Como exemplo de modalidade veiculada por lexema verbal o autor cita: 4. Eu sustento que João é amável.

Na ilustração, o verbo sustentar acrescenta algum sentido sobre a proposição “João é amável”.

Em se tratando das expressões unipessoais, é possível exemplificar com: “É grave que ele esteja doente”. Nessa proposição, nota-se uma avaliação sobre o conteúdo proposicional, entretanto em “Uma grave doença”, o adjetivo qualifica o substantivo sem conferir qualquer tipo de avaliação, não havendo, pois, modalização, conforme salienta Cervoni.

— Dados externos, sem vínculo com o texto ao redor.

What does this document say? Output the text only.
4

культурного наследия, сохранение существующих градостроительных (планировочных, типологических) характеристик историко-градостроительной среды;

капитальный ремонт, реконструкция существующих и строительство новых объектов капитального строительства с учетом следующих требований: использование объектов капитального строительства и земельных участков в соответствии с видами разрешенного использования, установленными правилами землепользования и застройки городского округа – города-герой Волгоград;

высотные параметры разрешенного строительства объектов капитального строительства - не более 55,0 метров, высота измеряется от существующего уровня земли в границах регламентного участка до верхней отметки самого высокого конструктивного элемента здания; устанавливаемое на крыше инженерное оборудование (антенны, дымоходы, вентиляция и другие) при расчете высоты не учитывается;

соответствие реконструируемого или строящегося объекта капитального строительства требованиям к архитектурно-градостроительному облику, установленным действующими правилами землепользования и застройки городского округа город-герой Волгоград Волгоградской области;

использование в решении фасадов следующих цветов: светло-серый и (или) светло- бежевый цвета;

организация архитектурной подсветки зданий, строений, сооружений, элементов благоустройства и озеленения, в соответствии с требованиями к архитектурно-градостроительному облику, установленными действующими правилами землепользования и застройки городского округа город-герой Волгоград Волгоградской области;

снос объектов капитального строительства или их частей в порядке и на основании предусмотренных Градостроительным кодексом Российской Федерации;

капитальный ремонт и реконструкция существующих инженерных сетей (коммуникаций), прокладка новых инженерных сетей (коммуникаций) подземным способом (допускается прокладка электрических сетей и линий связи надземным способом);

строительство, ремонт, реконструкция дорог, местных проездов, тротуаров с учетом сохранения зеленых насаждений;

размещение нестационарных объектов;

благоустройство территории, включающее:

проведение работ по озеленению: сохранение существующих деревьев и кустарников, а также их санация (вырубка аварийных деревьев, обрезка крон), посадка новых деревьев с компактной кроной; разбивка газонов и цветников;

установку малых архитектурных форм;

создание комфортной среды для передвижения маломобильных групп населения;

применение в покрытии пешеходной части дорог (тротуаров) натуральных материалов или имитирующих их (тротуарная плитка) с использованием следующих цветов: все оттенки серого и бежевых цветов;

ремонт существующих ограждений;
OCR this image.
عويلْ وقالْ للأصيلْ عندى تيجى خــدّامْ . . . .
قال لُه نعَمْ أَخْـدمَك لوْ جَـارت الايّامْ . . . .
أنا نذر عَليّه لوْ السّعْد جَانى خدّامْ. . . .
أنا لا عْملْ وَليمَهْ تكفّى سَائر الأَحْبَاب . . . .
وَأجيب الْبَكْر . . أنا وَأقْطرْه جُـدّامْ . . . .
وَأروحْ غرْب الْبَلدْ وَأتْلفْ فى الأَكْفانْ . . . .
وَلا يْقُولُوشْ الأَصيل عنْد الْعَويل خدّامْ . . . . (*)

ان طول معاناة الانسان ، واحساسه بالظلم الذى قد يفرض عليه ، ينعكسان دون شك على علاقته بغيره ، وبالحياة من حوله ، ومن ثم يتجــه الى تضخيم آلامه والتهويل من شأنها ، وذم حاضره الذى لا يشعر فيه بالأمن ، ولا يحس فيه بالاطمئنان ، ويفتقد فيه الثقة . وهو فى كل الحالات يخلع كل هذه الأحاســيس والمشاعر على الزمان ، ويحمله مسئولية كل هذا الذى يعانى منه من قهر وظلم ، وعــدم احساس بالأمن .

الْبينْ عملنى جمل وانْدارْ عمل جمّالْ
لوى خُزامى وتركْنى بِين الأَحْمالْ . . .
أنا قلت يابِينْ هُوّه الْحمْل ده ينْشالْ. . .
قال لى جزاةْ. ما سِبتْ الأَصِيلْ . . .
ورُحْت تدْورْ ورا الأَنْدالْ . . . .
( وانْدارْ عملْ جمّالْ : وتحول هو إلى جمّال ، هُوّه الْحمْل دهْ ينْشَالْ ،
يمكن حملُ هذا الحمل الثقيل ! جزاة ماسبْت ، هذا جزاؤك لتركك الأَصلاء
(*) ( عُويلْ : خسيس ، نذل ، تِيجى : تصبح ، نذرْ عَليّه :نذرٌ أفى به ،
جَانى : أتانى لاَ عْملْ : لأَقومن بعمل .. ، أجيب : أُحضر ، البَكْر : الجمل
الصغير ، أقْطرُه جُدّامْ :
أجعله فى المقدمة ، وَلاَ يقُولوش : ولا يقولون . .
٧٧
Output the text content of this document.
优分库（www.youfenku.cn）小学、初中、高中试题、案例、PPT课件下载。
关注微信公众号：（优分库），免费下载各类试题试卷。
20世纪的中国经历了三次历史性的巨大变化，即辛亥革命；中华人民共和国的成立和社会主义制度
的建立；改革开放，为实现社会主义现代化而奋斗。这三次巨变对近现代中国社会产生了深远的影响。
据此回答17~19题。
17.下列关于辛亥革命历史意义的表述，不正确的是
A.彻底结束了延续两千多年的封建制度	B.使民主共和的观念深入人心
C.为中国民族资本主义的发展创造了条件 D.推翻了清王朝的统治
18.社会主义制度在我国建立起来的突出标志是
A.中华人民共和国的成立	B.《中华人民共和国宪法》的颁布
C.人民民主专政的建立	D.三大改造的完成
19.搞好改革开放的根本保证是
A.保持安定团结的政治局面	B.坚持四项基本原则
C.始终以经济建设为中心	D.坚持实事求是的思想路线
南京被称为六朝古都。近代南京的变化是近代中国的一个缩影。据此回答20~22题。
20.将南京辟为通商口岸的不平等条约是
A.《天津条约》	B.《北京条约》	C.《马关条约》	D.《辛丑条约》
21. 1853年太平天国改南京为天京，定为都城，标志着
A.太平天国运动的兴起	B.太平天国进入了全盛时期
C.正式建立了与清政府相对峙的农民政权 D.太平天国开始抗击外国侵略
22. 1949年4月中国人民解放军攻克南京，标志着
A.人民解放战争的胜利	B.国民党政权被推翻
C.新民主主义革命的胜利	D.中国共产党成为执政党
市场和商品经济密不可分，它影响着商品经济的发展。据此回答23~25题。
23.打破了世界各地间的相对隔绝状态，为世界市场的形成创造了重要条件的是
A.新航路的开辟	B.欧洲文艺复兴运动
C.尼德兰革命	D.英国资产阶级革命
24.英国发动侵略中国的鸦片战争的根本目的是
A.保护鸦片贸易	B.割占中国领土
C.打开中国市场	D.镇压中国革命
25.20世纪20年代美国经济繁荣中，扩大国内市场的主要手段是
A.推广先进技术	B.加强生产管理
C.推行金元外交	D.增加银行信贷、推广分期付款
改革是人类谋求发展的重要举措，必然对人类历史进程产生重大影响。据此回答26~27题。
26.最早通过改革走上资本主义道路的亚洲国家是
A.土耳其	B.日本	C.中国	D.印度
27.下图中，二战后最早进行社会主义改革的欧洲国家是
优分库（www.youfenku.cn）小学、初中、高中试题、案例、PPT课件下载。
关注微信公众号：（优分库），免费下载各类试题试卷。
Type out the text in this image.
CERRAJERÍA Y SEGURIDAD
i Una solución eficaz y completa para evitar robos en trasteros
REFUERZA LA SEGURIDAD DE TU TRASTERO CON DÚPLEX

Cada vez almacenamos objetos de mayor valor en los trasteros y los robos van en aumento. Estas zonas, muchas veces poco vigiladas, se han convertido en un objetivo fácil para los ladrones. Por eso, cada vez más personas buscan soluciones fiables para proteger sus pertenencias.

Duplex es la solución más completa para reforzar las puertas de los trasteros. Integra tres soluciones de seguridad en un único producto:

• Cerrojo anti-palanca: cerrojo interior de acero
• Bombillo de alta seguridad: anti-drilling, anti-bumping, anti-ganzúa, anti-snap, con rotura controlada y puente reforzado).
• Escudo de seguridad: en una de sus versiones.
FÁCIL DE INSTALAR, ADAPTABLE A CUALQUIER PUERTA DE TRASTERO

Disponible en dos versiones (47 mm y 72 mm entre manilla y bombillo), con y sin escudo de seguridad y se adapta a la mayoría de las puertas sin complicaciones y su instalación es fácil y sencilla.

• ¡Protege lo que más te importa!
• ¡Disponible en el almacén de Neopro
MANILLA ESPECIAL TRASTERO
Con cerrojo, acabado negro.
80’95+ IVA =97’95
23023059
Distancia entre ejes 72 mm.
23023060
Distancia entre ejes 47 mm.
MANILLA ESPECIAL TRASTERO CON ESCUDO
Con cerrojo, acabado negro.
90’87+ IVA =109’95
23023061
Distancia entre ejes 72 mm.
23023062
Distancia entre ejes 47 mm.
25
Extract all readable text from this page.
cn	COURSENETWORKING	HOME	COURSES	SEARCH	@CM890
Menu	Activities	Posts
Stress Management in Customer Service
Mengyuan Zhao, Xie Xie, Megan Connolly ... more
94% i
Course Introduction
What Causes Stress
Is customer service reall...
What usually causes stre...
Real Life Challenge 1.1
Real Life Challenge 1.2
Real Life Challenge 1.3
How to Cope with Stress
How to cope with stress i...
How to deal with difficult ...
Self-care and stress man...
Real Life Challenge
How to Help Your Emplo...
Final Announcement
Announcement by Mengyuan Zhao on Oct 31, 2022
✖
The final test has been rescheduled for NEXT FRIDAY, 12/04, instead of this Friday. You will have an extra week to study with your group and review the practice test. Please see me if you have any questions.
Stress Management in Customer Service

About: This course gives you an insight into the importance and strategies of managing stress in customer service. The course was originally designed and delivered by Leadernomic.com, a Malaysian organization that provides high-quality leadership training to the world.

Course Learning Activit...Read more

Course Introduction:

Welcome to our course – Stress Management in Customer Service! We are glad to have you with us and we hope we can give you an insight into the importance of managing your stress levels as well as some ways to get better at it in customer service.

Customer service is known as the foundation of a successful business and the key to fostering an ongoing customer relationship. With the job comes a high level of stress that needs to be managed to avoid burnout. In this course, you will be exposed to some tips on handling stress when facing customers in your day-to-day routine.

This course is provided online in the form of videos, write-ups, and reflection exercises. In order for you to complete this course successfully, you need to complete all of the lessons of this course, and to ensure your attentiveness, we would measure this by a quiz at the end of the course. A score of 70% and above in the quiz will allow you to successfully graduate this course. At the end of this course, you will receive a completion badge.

O modo verbal também expressa uma modalidade menos explícita como em: “Lamento que Ana tenha vindo”, ou implícita como em: “A luta vem/Venha a luta”. No primeiro exemplo, a presença do verbo lamentar indica que o locutor faz uma avaliação sobre o conteúdo da proposição, já nos outros exemplos, o modo verbal expressa o desejo do locutor acerca da vinda da luta.

Para Cervoni, modalidade não se confunde com modalização. Na concepção do autor, a modalidade faz parte do fenômeno modalização.